My problem is: I don't want to be one of those mums who thinks their kids are angels whose word is gospel (who knows? DD might have instigated it?), but neither do I want to belittle her problems or discourage her from talking to me about them. I think encouraging her to tell me her worries now is the way to go for the future, but I don't want to encourage her to be oversensitive or a drama queen either.
This morning, she said to me that one of her friends told her she's not her friend anymore. To us, it's petty, I know, but it's their whole life. It was obviously on her mind and she was a bit worried about facing this girl at school again today.
I tried to follow the advice of the books I've read, which say listen and encourage the child to explain, rather than jumping in with advice. I restricted myself to 'oh dears' and 'how did that make you feel?' and she elaborated. She said it made her sad and upset and it sounds to me like a typical girls' friendship triangle has developed already. We had a cuddle and I let her tell me all about it. But then I got the feeling that she realised it was a winner in the sympathy and cuddles stakes and started to milk it a bit? Or maybe I'm just too sceptical as we've never had any trouble like this before.
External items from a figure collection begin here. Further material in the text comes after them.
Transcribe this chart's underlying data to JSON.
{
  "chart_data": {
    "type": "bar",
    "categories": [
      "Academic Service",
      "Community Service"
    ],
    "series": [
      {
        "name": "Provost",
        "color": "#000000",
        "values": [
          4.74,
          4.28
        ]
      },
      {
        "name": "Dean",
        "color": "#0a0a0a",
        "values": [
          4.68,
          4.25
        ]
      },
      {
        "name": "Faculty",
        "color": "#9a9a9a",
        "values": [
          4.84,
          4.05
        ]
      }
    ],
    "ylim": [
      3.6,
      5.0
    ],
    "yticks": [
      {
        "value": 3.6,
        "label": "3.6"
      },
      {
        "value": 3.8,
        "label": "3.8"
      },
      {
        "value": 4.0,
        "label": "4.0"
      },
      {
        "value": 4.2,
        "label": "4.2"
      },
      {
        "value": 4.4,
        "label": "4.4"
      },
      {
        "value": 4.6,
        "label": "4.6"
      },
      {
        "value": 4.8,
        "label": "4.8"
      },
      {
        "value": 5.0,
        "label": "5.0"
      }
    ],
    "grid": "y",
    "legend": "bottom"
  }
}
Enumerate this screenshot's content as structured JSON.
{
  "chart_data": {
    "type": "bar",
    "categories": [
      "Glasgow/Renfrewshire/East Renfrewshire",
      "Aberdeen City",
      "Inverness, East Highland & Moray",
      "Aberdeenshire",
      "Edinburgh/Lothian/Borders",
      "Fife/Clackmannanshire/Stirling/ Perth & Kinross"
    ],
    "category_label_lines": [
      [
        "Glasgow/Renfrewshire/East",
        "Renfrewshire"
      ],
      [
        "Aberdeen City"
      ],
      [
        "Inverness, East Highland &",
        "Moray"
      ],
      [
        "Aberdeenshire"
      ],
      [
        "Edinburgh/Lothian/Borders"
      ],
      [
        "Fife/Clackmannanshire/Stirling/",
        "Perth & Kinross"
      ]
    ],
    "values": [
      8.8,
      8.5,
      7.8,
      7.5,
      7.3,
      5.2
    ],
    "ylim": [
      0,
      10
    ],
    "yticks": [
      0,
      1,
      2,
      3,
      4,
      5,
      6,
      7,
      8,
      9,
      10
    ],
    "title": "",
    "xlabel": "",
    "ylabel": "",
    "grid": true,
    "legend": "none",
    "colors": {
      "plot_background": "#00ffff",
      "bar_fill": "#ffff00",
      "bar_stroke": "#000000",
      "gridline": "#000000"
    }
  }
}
DD is one of the youngest in her Reception class. She's always been an incredibly sociable little soul who loves going to school. At the last parents evening her teacher described her as being friends with everyone, getting on with everyone and having no enemies (the teacher's word) in the class at all. She's been in nursery/reception for 1½ years now. We've always encouraged her to take things lightly and she's never once mentioned any problems with her peers although there have been many between other class members - AND their parents - eek! This came out of the blue and I just didn't know how to deal with it.
I asked her what she'd said when 'x' announced she wasn't DD's friend because she was 'y's' friend. She said she'd said, "Fine, I'll go play with 'z'" Which I thought was great, especially as 'z' is much nicer anyway, but she was obviously still worried about the day ahead, particularly as she has to sit with 'x' throughout the day. After the listening and cuddling, I couldn't resist advising by telling her that it's not nice to say you're not friends, to be nice to the girls even if they weren't nice to her, but to just go play with someone else if they didn't want to play with her. It's so hard to simplify things enough to help a naïve-even-for-that-age 4 yo.
I have no idea whether I did the right thing. Maybe I should just butt out completely? I know it's only 'trivial kids' stuff' but it's a big deal when you are a kid, isn't it? My main concern is fostering a relationship where she wants to turn to mummy with her troubles, without encouraging oversensitivity.
(Thanks. Sorry for long post - brevity and me have always been strangers!)